Earth Mover: Julio del Carpio

article image
Photo By Kim Christensen
Julio del Carpio in the East End. Below, the renovated Marbella building houses a bar that looks like a bullfight arena.

Julio del Carpio hadn’t thought much about Houston’s East End District until four years ago. He did not live in the area, one of Houston’s largest and lowest income communities–a mish-mash of residential, commercial, and abandoned industrial properties bordered by the Houston Ship Channel and just five minutes from downtown. It was a mere blip on his radar.

Then the Bolivian-born architect was commissioned to renovate the Laredo National Bank on Harrisburg Boulevard, the East End’s main artery. “One look at the East End, with its thriving Latin population, and I knew there was potential,” he says. “The area was ripe for change. All it needed was a facelift.”

Del Carpio’s instincts proved correct. The designer crafted a Spanish Colonial complex out of three abandoned buildings for the Laredo National Bank, but his vision was greater than one renovation. What if the East End could become a cultural attraction? Though some merchants were initially opposed to del Carpio’s plans, little by little they began making changes to their storefronts.

“It’s what I call change by example,” says del Carpio, who opened an office on Harrisburg Boulevard to demonstrate his dedication to the district. Next, he purchased and renovated the two-story, 1934 building that became Marbella Banquet Hall. Today it houses shops, a country chapel, two courtyards, waterfalls, a banquet hall, and a bar that looks like a bullfight arena. In keeping with del Carpio’s vision of a Mexican village, Marbella is rife with colonial-style arches, painted floors, stone columns, and sounds of the Amazon.

Understanding that local support is key to success, del Carpio created the Harrisburg Development Association, a group of business owners and community leaders dedicated to creating a master plan. “It can be difficult to generate enthusiasm in an area as long abandoned as the East End,” del Carpio says. “People are skeptical that anything positive can happen. They don’t believe tourists will actually come here.”
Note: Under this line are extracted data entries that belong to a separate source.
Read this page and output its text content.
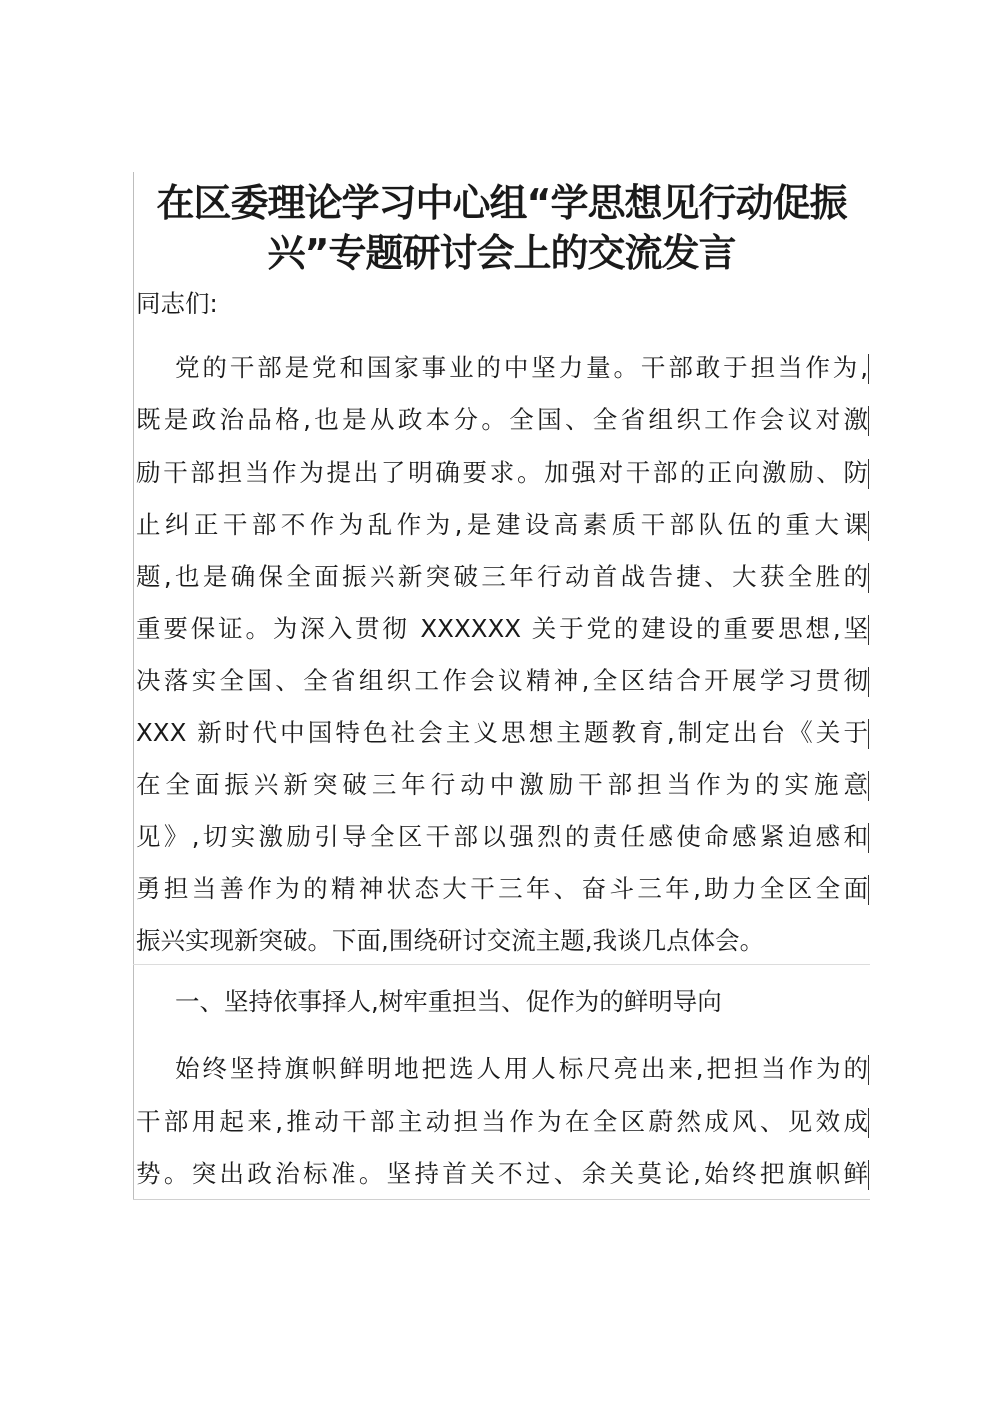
在区委理论学习中心组“学思想见行动促振
兴”专题研讨会上的交流发言
同志们:
党的干部是党和国家事业的中坚力量。干部敢于担当作为,
既是政治品格,也是从政本分。全国、全省组织工作会议对激
励干部担当作为提出了明确要求。加强对干部的正向激励、防
止纠正干部不作为乱作为,是建设高素质干部队伍的重大课
题,也是确保全面振兴新突破三年行动首战告捷、大获全胜的
重要保证。为深入贯彻 XXXXXX 关于党的建设的重要思想,坚
决落实全国、全省组织工作会议精神,全区结合开展学习贯彻
XXX 新时代中国特色社会主义思想主题教育,制定出台《关于
在全面振兴新突破三年行动中激励干部担当作为的实施意
见》,切实激励引导全区干部以强烈的责任感使命感紧迫感和
勇担当善作为的精神状态大干三年、奋斗三年,助力全区全面
振兴实现新突破。下面,围绕研讨交流主题,我谈几点体会。
一、坚持依事择人,树牢重担当、促作为的鲜明导向
始终坚持旗帜鲜明地把选人用人标尺亮出来,把担当作为的
干部用起来,推动干部主动担当作为在全区蔚然成风、见效成
势。突出政治标准。坚持首关不过、余关莫论,始终把旗帜鲜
Civic leaders quickly embraced del Carpio’s vision. Over the past four years, developers have pumped millions into the area. Seven blocks along Harrisburg Boulevard are awash in bright colors. Wrought iron adorns windows, plants hang from balconies, and there’s an emphasis on new landscaping.

Del Carpio has also completed phase one of his latest acquisition–the Tlaquepaque Marketplace, which he’s modeling after one of the most famous attractions in Mexico–the cradle of the mariachi culture. Ultimately the center will include restaurants, shops, and El Callejón del Beso (the Alley of the Kiss), attracting lovers for a quick smooch in a secluded spot. “I see a tourist destination where one can walk, shop, and dine,” he says. “Houston is a diverse city with a 42 percent Hispanic population, yet there’s no real entertainment or cultural center. Why not add some flavor?”

Del Carpio and his supporters plan to lobby for more financial assistance and a light rail extension down Harrisburg Boulevard. This year’s Super Bowl attracted thousands, and in coming years he intends to rebuild the first Capitol of Texas (which was in Old Harrisburg in 1836).

“We have all the ingredients for success,” he says. “The East End is ready.”